According to employees of the Civic Assistance Committee, the Syrians have recently been having more problems with extending their temporary asylum. This might explain why the number of Syrian citizens with this status in Russia fell from 1,128 to 826 last year, and over the first half of 2019, this figure continued to decrease to 694. In 2018, only about half (165 of 306) of Syrians who applied for temporary asylum eventually received it. In comparison, in 2014, migration services satisfied 95.4% of requests (1369 out of 1435) for temporary stay from citizens of the Arab Republic.

Having invested a lot of effort and money in the Syrian campaign, Moscow is eager to talk about its successes. In June, President Vladimir Putin said: «Real results in the fight against international terrorism have been achieved in Syria. The militant terrorist groups were defeated, largely thanks to Russia’s comprehensive assistance to the legitimate Syrian government.» He also repeated the statement heard from the Russian leadership since 2017 that ISIS has faced a complete defeat.

So if the campaign was a success, if ISIS is «officially defeated», Syria should no longer be unsafe, according to the logic of the Russian leadership. Otherwise, the paradox would be too obvious: Russia has invested billions of rubles in maintaining the regime of Bashar al-Assad, yet reports by the UN and think tanks still identify Syria as one of the most dangerous countries in the world.

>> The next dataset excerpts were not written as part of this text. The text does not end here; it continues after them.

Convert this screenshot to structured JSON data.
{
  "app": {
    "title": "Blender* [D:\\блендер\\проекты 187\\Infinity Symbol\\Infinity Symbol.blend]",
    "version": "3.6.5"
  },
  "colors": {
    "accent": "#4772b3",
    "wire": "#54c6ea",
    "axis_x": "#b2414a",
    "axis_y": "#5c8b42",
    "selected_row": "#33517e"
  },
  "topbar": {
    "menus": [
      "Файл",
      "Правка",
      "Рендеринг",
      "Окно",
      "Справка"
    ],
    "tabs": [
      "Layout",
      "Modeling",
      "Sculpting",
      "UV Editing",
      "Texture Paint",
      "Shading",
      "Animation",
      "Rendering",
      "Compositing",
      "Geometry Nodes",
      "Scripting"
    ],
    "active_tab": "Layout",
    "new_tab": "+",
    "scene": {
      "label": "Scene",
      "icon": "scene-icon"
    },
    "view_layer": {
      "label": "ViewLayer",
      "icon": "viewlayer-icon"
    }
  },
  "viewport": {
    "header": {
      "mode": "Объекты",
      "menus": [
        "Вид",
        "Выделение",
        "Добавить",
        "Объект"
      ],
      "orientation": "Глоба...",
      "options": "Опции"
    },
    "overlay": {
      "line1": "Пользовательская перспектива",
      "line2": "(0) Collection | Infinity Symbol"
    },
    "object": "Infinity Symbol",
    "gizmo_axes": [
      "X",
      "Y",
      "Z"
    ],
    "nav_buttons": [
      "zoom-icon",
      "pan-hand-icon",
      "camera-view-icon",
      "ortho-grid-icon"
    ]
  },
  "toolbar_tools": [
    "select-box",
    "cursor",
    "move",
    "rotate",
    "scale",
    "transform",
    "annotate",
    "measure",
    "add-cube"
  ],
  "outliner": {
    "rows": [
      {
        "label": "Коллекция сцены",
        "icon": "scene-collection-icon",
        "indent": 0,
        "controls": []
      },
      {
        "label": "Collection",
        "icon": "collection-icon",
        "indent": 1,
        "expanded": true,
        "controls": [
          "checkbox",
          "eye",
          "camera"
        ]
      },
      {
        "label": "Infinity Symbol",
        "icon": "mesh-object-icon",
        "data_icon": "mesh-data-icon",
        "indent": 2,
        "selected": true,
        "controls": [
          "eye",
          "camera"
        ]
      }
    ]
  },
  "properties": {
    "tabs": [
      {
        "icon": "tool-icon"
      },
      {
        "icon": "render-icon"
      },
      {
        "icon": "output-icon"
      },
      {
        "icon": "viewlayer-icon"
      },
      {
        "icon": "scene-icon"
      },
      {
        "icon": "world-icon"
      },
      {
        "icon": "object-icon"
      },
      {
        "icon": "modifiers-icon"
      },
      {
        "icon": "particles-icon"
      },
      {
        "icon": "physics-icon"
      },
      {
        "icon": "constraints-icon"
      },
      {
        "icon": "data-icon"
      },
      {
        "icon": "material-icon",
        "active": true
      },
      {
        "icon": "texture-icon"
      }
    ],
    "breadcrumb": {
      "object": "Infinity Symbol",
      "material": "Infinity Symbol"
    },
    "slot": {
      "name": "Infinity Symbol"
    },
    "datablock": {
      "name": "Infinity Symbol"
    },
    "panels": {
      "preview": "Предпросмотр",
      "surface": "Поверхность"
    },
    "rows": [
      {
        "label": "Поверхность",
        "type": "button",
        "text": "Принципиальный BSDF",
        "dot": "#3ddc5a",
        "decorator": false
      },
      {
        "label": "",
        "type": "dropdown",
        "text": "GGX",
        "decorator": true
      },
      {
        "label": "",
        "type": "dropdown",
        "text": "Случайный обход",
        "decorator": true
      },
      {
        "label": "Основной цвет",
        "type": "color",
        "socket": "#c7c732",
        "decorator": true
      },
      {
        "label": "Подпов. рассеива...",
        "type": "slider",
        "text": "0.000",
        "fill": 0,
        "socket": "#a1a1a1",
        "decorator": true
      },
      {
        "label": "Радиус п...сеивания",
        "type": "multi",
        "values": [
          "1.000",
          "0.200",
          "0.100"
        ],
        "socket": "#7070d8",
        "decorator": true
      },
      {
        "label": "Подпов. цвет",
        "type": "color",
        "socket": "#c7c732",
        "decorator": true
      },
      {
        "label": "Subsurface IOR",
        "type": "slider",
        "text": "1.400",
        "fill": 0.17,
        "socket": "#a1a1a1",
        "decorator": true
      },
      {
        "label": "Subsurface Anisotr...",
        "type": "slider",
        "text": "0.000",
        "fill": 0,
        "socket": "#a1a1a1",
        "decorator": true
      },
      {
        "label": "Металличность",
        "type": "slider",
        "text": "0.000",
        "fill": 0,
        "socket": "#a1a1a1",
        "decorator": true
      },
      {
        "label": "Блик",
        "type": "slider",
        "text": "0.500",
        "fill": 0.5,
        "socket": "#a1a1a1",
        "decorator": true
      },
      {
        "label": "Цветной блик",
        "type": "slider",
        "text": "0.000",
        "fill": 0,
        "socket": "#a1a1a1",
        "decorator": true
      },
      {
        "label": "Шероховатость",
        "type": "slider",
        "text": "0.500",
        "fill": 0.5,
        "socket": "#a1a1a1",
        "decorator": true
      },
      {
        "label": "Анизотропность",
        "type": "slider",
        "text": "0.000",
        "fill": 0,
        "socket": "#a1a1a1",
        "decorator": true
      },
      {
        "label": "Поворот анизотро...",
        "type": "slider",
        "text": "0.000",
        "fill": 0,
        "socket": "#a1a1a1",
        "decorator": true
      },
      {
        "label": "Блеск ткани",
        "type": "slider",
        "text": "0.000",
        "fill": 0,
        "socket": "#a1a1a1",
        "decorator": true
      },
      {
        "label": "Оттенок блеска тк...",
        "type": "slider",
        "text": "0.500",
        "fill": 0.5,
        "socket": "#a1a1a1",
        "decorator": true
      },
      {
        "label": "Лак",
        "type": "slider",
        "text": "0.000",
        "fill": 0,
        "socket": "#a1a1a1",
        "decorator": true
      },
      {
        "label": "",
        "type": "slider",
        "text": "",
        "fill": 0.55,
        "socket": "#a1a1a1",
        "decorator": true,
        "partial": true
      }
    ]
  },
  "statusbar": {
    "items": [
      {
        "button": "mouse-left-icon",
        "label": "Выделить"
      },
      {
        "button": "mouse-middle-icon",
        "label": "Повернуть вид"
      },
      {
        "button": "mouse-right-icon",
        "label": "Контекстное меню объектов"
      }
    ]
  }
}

It is difficult to know exactly how many Syrians left Russia last year voluntarily, and how many were forced to do so. If an asylum seeker without a temporary asylum status extension is stopped by the police, a court can sentence them to the Center for Temporary Detention of Foreign Citizens (TsVSIG) before being deported out of Russia. «Sometimes people spend up to two years there,» says Valeria Pavlova, spokeswoman for the Civic Assistance Committee. «Some people buy themselves a ticket and leave for their homeland. We have had cases where we appealed against decisions about someone’s placement in the TsVSIG and helped them re-apply for asylum. They were later released.»

Generous gestures that are widely publicized by the Russian authorities, like offering Russian passports to residents of the Donbass, are happening in tandem with the silent expulsion of other, less desirable refugees from the country. Human rights activists speculate that Russian migration services act as directed from above, and at the moment they are seemingly being directed not to give Syrians asylum. Most likely, Moscow fears that a large number of refugees from the Middle East in major cities could provoke popular unrest. And unlike the USSR, Russia places more importance on the «Russian world», while leaving the notion of «friendship of peoples» in the dust.